The water supplies go off. Mike tells Liz his experience with the "winking" keyhole and from this she decides that Martyn must have bugged the main room but not the bathroom area where Mike and Liz have been talking. Liz formulates a plan to test their theory, by saying how lucky they are to have light, to see if Martyn turns off the electricity. They then sleep together.

Liz follows through with it, and everything goes to plan. The electricity goes off. Liz tells the others that a friend of hers knows about the prank and if she doesn't return he will come and rescue them. Everyone rejoices, but Mike is suspicious.

Lisa's story goes on in parallel to this, via the tapes Liz has made of "interviews" she had with Lisa.

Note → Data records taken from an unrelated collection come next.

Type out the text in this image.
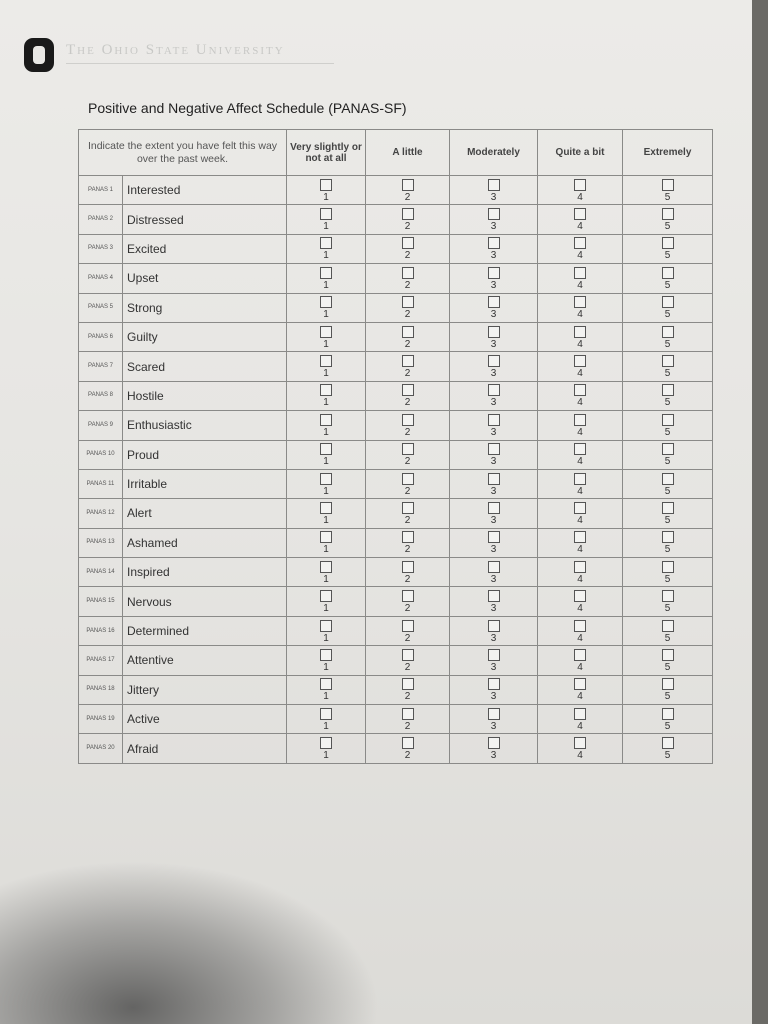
The Ohio State University
Positive and Negative Affect Schedule (PANAS-SF)
Indicate the extent you have felt this way over the past week.		Very slightly or not at all	A little	Moderately	Quite a bit	Extremely
PANAS 1	Interested	1	2	3	4	5

PANAS 2	Distressed	1	2	3	4	5

PANAS 3	Excited	1	2	3	4	5

PANAS 4	Upset	1	2	3	4	5

PANAS 5	Strong	1	2	3	4	5

PANAS 6	Guilty	1	2	3	4	5

PANAS 7	Scared	1	2	3	4	5

PANAS 8	Hostile	1	2	3	4	5

PANAS 9	Enthusiastic	1	2	3	4	5

PANAS 10	Proud	1	2	3	4	5

PANAS 11	Irritable	1	2	3	4	5

PANAS 12	Alert	1	2	3	4	5

PANAS 13	Ashamed	1	2	3	4	5

PANAS 14	Inspired	1	2	3	4	5

PANAS 15	Nervous	1	2	3	4	5

PANAS 16	Determined	1	2	3	4	5

PANAS 17	Attentive	1	2	3	4	5

PANAS 18	Jittery	1	2	3	4	5

PANAS 19	Active	1	2	3	4	5

PANAS 20	Afraid	1	2	3	4	5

On the same day Liz plots this, Lisa goes over to Martyn's house and tries to break up with him. Martyn barely listens and, in anger, rapes Lisa. After this, he walks out and supposedly never returns. Lisa goes into his office, searching for him, and sees the tapes of The Hole. She realises everything that has gone on and goes to the Hole, rescuing everyone.

At this point, Liz's narrative ends and there is an extremely ambiguous epilogue written by Dr. Phillippa Horwood, who casts the whole of Liz's testimony in doubt by saying that Michael ("Mike") Rollins died on the sixteenth day in the Hole, that Liz was the "sole survivor" and that no records of the infamous Martyn exist, heavily implying that Liz created Martyn to place blame on someone other than herself. It is also heavily implied – but never actually decided – that Liz and Lisa are the same person.